W międzyczasie pojawiły się także problemy z układem wydalniczym takie jak zaparcia, później sytuacja się obróciła i występowały bardzo częste biegunki itd. Początkowo myślałem, że te dwie sprawy nie wiążą się ze sobą. Jednak teraz jestem pewien, że jedno z drugim jak najbardziej jest powiązane. Byłem leczony pod kątem hemoroidów, szczeliny odbytniczej, IBS itd. Robiłem badanie kału na pasożyty, bakterie, krew utajoną i nic nie wychodziło. Miałem przeprowadzone także badanie kolonoskopii gdzie okazało się, że wszystko też jest w porządku. Używane były różnego rodzaju czopki przeciwzapalne, przeciwbólowe typu Diclac, Aulin itd. także bez większych efektów.

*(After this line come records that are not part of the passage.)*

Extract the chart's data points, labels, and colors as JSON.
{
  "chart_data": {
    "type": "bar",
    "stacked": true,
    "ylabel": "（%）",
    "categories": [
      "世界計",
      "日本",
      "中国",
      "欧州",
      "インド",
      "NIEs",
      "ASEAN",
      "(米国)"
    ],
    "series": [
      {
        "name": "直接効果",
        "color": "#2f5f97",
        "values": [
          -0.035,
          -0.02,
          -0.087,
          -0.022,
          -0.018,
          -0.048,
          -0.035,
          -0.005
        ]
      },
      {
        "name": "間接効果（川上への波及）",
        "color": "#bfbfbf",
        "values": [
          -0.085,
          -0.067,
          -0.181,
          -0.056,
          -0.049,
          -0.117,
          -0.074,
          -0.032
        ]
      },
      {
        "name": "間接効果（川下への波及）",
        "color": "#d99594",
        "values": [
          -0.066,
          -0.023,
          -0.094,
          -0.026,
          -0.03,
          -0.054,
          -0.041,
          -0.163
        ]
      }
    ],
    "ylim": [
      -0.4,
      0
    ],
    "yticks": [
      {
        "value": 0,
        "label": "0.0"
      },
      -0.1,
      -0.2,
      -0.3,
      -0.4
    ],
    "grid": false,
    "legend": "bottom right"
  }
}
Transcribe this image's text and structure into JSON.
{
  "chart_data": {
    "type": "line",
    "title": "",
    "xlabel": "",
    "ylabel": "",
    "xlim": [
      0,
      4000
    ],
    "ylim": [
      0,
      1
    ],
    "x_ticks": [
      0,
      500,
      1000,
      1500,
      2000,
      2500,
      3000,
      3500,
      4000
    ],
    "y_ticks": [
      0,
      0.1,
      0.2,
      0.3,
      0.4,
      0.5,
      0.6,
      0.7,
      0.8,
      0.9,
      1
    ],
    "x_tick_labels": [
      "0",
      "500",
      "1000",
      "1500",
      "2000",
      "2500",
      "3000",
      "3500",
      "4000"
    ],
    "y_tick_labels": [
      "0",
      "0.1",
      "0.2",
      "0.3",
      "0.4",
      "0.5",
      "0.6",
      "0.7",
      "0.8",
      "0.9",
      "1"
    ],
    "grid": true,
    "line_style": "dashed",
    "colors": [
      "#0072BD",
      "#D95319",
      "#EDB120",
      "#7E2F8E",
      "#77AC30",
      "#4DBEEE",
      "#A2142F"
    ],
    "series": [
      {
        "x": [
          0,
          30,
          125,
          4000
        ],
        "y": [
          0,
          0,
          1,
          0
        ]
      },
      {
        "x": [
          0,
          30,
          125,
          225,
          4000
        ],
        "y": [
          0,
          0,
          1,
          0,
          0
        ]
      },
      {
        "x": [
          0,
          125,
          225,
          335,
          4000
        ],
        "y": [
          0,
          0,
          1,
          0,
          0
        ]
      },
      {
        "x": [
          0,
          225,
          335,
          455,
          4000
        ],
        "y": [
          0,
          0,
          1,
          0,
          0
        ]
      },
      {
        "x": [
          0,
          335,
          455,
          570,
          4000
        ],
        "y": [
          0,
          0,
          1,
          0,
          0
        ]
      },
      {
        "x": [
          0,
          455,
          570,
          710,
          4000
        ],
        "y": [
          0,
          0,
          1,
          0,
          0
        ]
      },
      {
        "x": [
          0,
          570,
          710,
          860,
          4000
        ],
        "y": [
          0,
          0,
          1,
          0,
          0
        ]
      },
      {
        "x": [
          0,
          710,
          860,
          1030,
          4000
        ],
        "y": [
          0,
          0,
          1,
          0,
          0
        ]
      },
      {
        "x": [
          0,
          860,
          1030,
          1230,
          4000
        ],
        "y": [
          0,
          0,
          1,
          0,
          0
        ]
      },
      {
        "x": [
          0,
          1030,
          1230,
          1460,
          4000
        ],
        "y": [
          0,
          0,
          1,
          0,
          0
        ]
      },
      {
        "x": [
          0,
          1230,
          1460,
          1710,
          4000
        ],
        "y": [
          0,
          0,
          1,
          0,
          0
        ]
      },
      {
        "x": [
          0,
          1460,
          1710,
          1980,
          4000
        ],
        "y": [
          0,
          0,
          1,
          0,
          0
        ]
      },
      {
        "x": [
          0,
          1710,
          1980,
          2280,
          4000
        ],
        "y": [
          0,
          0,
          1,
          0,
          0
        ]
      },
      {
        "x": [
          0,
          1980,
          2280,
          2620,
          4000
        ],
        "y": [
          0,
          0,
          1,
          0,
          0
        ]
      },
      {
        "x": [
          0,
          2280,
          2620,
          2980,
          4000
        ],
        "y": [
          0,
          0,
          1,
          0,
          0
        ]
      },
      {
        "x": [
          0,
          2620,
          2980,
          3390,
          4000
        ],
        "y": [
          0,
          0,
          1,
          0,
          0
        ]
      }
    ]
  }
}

Problem jest w tym, że objawy występują bardzo różnie. Czasem jest tak, że przez pół roku jest wszystko okej, co prawda chodzę częściej do toalety niż przeciętny człowiek, ale jest to jednak w miarę normalne życie. Niestety występują też takie okresy w których objawy się znacznie nasilają.
Na dzień dzisiejszy za bardzo nie wiem już co mam dalej robić bo obecnie objawy mocno się nasiliły. Mam tutaj na myśli: bardzo częste wizyty w toalecie mniej więcej co godzinę, parcie na mocz, oraz objawy, które związane są z układem wydalniczym: bardzo częste gazy, biegunki ( rano po 2-3 razy). Występuje także coś takiego co nie do końca wiem jak opisać. Jest to tak jakby bardzo silne uczucie pieczenia w dolnej lewej części pleców i w pośladku, tak jakby ktoś wewnątrz wylewał gorącą wodę. Także zauważyłem, że jeśli występują jakieś objawy bólowe to są one dużo bardziej intensywne po lewej stronie.
Do tego wszystkiego jeszcze jakiś czas temu doszły problemy z lędźwiową częścią kręgosłupa i biodrem, ale na dzień dzisiejszy nie jestem w stanie na 100% stwierdzić czy to jest jeden z objawów ZGK czy zupełnie odrębną dolegliwością.
Od wczoraj przeszukuje internet i między innymi dlatego natrafiłem na to forum. Od wczoraj na własną rękę zacząłem stosować Proxelan o efektach będę informował na bieżąco.
Z własnych obserwacji doszedłem do pewnych wniosków dotyczących tego schorzenia i postaram się podzielić tutaj nimi z wami.
Co według mnie szkodzi:
-alkohol w każdej postaci;
-papierosy (nikotyna);
-czarna kawa (kofeina);
-czarna mocna herbata (kofeina);
-napoje (Pepsi, CocaCola, Mirinda, 7up itd.)
-przechłodzenia organizmu;
-wizyty na basenie.
Co według mnie pomaga:
-wierzbownica drobnokwiatowa (dość długie stosowanie, na pewno ponad miesiąc);
-gorące i długie kapiele;
-apap/ibuprom przed snem.
Jeśli ktoś poświęci swój czas na przeczytanie tego tematu bardzo bym prosił o jakieś wskazówki co dalej z tym robić bo już mam serdecznie dość wszystkiego. Przez taką głupotę z wielu rzeczy w życiu musiałem zrezygnować i chciałbym chociaż w jakimś stopniu powrócić do normalności.